Only a person with a very stunted imagination could have any fun with the jawbone. They could use it as a decoration on top of a cake. They could fit it in as a letterbox opener in their front door. This, the innocence of Adam when he was frolicking beneath the bored gaze of the snake.

Somebody with a tremendous imagination could use the jaw in rituals, to summon demons with. They could grind it down into a powder and smuggle it into their victim’s presence, to place a curse over them. In some subcultures, ingesting powdered bones can help with conceiving a child.

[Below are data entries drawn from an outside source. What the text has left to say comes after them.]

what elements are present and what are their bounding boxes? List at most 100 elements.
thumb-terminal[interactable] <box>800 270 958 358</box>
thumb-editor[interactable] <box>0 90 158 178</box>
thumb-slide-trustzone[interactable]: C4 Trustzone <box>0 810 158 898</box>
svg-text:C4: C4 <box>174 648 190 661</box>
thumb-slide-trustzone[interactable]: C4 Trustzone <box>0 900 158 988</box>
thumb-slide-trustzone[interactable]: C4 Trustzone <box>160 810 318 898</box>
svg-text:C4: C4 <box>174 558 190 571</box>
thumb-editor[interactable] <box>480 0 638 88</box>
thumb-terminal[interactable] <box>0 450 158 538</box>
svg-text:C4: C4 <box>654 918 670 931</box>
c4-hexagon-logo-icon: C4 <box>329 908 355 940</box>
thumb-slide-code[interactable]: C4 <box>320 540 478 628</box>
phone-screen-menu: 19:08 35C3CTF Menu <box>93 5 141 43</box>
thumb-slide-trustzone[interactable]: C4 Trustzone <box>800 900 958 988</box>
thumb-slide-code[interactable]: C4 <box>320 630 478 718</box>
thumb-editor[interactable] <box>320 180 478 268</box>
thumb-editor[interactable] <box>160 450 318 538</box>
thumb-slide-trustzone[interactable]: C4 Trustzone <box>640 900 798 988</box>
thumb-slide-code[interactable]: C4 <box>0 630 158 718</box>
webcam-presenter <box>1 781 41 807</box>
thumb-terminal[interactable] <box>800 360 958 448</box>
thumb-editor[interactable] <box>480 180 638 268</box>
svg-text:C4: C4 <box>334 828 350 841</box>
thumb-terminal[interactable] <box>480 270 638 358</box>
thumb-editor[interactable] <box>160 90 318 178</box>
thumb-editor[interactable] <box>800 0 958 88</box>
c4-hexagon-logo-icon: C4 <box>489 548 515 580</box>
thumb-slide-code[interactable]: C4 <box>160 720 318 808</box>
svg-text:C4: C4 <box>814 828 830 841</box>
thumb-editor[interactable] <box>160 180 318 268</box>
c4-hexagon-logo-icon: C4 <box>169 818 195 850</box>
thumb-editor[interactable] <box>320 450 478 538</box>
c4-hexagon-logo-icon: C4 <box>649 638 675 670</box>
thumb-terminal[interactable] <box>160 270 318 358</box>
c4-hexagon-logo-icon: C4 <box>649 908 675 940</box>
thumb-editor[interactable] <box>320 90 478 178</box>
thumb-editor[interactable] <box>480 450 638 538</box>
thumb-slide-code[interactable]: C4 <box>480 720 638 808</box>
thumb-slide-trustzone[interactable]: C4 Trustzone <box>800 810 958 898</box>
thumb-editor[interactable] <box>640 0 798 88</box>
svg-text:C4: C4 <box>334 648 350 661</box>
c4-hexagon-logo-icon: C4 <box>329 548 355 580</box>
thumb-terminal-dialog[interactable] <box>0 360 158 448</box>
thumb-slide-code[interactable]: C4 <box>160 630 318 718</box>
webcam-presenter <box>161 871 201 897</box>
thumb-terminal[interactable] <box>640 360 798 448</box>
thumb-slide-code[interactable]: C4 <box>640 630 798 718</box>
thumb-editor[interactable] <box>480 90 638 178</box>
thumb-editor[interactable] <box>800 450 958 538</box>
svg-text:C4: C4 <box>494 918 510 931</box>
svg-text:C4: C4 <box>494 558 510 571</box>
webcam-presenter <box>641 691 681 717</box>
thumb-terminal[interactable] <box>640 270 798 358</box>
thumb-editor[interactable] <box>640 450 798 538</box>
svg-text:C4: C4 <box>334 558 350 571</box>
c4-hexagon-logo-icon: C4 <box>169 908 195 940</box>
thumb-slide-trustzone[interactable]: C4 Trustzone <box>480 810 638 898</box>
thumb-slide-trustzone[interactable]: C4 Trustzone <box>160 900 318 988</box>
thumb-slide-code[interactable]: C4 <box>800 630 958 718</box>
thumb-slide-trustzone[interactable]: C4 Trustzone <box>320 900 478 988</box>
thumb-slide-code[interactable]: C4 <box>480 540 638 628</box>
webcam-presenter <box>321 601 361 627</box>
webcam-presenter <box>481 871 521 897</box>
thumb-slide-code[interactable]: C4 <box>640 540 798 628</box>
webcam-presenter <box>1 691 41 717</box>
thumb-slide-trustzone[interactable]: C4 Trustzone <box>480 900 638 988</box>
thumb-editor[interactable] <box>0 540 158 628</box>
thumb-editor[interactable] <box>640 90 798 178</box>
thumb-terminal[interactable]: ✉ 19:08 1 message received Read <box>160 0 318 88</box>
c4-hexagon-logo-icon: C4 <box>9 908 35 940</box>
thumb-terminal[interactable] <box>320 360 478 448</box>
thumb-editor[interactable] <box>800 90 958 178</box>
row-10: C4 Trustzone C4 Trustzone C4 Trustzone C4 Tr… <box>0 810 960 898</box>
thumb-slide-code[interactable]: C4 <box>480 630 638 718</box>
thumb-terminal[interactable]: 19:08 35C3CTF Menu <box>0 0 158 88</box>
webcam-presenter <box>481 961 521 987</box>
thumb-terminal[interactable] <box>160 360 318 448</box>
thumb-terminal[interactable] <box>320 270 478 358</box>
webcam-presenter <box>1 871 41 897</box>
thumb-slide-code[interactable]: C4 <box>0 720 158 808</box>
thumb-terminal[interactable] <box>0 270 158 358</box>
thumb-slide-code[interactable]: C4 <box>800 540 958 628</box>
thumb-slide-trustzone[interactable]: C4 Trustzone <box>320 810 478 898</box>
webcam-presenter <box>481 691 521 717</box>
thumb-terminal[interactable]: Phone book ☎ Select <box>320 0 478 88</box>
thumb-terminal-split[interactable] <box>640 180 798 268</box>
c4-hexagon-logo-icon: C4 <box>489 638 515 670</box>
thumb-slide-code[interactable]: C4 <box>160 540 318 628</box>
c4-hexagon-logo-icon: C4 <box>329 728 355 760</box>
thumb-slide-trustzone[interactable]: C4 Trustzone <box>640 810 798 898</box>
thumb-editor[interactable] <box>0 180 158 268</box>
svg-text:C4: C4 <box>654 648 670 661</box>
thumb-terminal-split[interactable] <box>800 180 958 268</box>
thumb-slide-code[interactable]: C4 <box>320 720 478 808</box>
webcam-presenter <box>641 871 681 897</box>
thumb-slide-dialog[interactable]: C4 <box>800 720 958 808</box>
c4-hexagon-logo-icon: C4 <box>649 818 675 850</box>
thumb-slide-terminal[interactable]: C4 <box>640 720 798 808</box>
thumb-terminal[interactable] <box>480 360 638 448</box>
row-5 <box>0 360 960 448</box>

Perhaps witches have limited purchasing power these days, given that £125 seems like a rather sorry price for an item with such potentially awesome magical properties. Or maybe the jawbone is likely to be used only in the altogether more trivial form of nonsense. With the cake or the letterbox and their wretched nostalgia for a long-lost barbarism.

I was speaking with somebody who trades in antiques and he ventured an interesting comment about the jaw. It is impossible to remove this item from the market simply because there is no way of doing this that feels sane. It would be horrific to throw human remains into a bin, as if they were a dead pigeon; on the other hand, it would be silly to hold some formal commemorative event to dispose of a mere jawbone. At a loss, therefore, we continue to allow the jaw to circulate.